Mauricio Pochettino has been forced to break the habit of a lifetime this season.
It is no secret that the Tottenham Hotspur manager has a stubborn streak. He is autocratic. Uncompromising. And much like Marcelo Bielsa and Sir Alex Ferguson, the two managers he respects above all others, he has long maintained that any kind of doubt or dissent – expressed by absolutely any player – is always to the detriment of the rest of the team.
That is precisely the reason why the players he fell out with in the early stages of his managerial career never seemed to stick around for very long. Think Dani Osvaldo at Southampton. Or Emmanuel Adebayor. Or Kyle Walker. If they dared to disagree with their manager, they were shown the door.
But Tottenham’s well-documented struggle to offload a series of uncommitted players has somewhat forced Pochettino to soften his stance.
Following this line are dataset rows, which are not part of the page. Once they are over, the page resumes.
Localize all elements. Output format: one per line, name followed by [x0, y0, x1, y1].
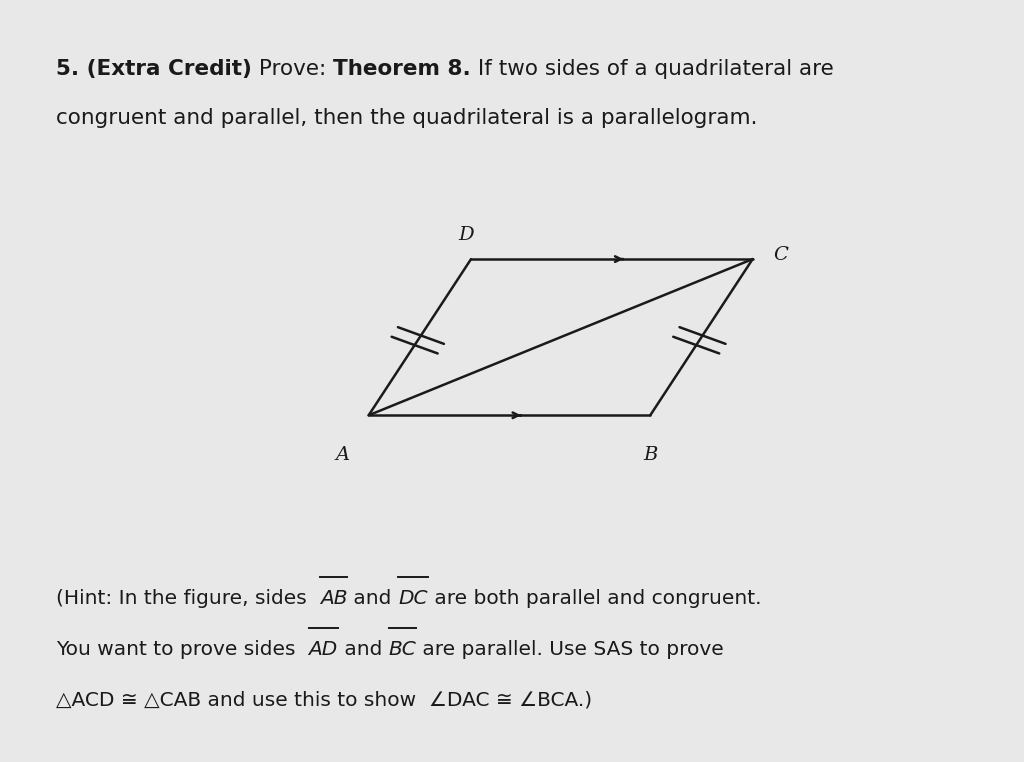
Text: are both parallel and congruent.: are both parallel and congruent. — [428, 589, 761, 607]
Text: △ACD ≅ △CAB and use this to show  ∠DAC ≅ ∠BCA.): △ACD ≅ △CAB and use this to show ∠DAC ≅ … — [56, 690, 593, 709]
Text: (Hint: In the figure, sides: (Hint: In the figure, sides — [56, 589, 313, 607]
Text: You want to prove sides: You want to prove sides — [56, 640, 302, 658]
Text: Theorem 8.: Theorem 8. — [334, 59, 471, 78]
Text: D: D — [458, 226, 474, 244]
Text: DC: DC — [398, 589, 428, 607]
Text: A: A — [336, 446, 350, 464]
Text: AD: AD — [308, 640, 338, 658]
Text: 5. (Extra Credit): 5. (Extra Credit) — [56, 59, 252, 78]
Text: and: and — [347, 589, 398, 607]
Text: are parallel. Use SAS to prove: are parallel. Use SAS to prove — [417, 640, 724, 658]
Text: Prove:: Prove: — [252, 59, 334, 78]
Text: B: B — [643, 446, 657, 464]
Text: C: C — [773, 246, 788, 264]
Text: and: and — [338, 640, 388, 658]
Text: BC: BC — [388, 640, 417, 658]
Text: AB: AB — [319, 589, 347, 607]
Text: congruent and parallel, then the quadrilateral is a parallelogram.: congruent and parallel, then the quadril… — [56, 108, 758, 128]
Text: If two sides of a quadrilateral are: If two sides of a quadrilateral are — [471, 59, 834, 78]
Christian Eriksen, Danny Rose, Serge Aurier and Victor Wanyama were all determined to force moves away this summer. All failed. And so, after some time on the naughty step while the club waited for the tardy European transfer window to finally close, players who were previously at loggerheads with Pochettino have been reintegrated into the first-team squad.
And Tottenham are all the better for it.
It is striking that all four of the defenders selected to start the thumping 4-0 win against Crystal Palace on Saturday have recently found themselves at odds with Pochettino. In fact, this is the first time those four defenders – widely regarded as the club’s best – have started together in a back four.
Rose has drifted in and out of Pochettino’s preferred starting XI and was made available for transfer this summer. Toby Alderweireld was dropped upon returning from a hamstring injury last season, having stalled on agreeing to a contract extension. And Jan Vertonghen was left on the bench for the first three matches of the current campaign, over a behind-closed-doors tactical disagreement.
Meanwhile Aurier, signed from Paris Saint-Germain for £23m back in 2017, had not started for Spurs since February. A series of erratic displays soon after joining the club saw him relegated to a role as Kieran Trippier’s understudy. And after Trippier’s recent departure to Atlético Madrid, Pochettino insisted to chairman Daniel Levy that he could make do with youngster Kyle Walker-Peters and Juan Foyth.
“I'd simply decided to leave [this summer], which was normal for me,” Aurier commented this week. “Many things were taken into consideration. In the end, I wasn't able to leave.”
Yet injuries to both Walker-Peters and Foyth forced Pochettino’s hand. Despite his outburst, Aurier was finally reinstated to the club's first-team for the visit of Palace. And he was superb.
After a sumptuous long ball from Alderweireld to Son Heung-min had given Spurs the lead, Aurier helped double his team’s advantage when his rapid delivery across the box was inadvertently deflected in by Palace defender Patrick van Aanholt. He then created the third, receiving the ball out wide and floating an inch-perfect ball over the Palace defence for Son to smash home.
Further forward, Eriksen – another to have started this season on the substitutes bench as speculation clouded his future – scurried and probed, drifting with ease in between Palace’s defensive lines and repeatedly playing the likes of Son and Harry Kane into possession. He was characteristically superb and will be even more integral than usual in the weeks ahead after summer signing Giovani Lo Celso was injured while on international duty.
Pochettino has already been made to rue his stubborn streak this season. Against Aston Villa Spurs cried out for the craft of Eriksen. Against Newcastle they missed the experience and organisation offered by Vertonghen. And last time out, in the north London derby against Arsenal, they sorely lacked a specialised right-back, as a hapless Davinson Sánchez was torn to shreds in an unfamiliar position.
Tottenham are expected to challenge for every single tournament they enter this season. They do not have a huge squad. That means that Pochettino has to utilise every single member of his squad. He surely cannot afford to persist with his controversial strategy of freezing out first-teamers – but today’s victory suggested that the cloud that has recently been hanging over the club may now be lifting.
Four other things we learned
- Aurier really was that good. No other player made more key passes. No other player made more successful tackles. And no other player made more interceptions. He was unlucky not to score with a long-range piledriver in the second-half, too.
- There was an encouraging cameo for record-signing Tanguy Ndombele, who made such an encouraging start to the new campaign before missing Tottenham’s last two matches with a thigh injury.
- Just when Crystal Palace thought their afternoon couldn’t get any worse, influential midfielder Cheikhou Kouyaté collapsed to the turf after a nasty looking collision with Ndombele. He bravely elected to continue before being replaced a few minutes later by James McCarthy: Roy Hodgson will desperately hope he didn’t exacerbate any injury by doing so.
- Alderweireld is still the absolute king of the Hail Mary diagonal.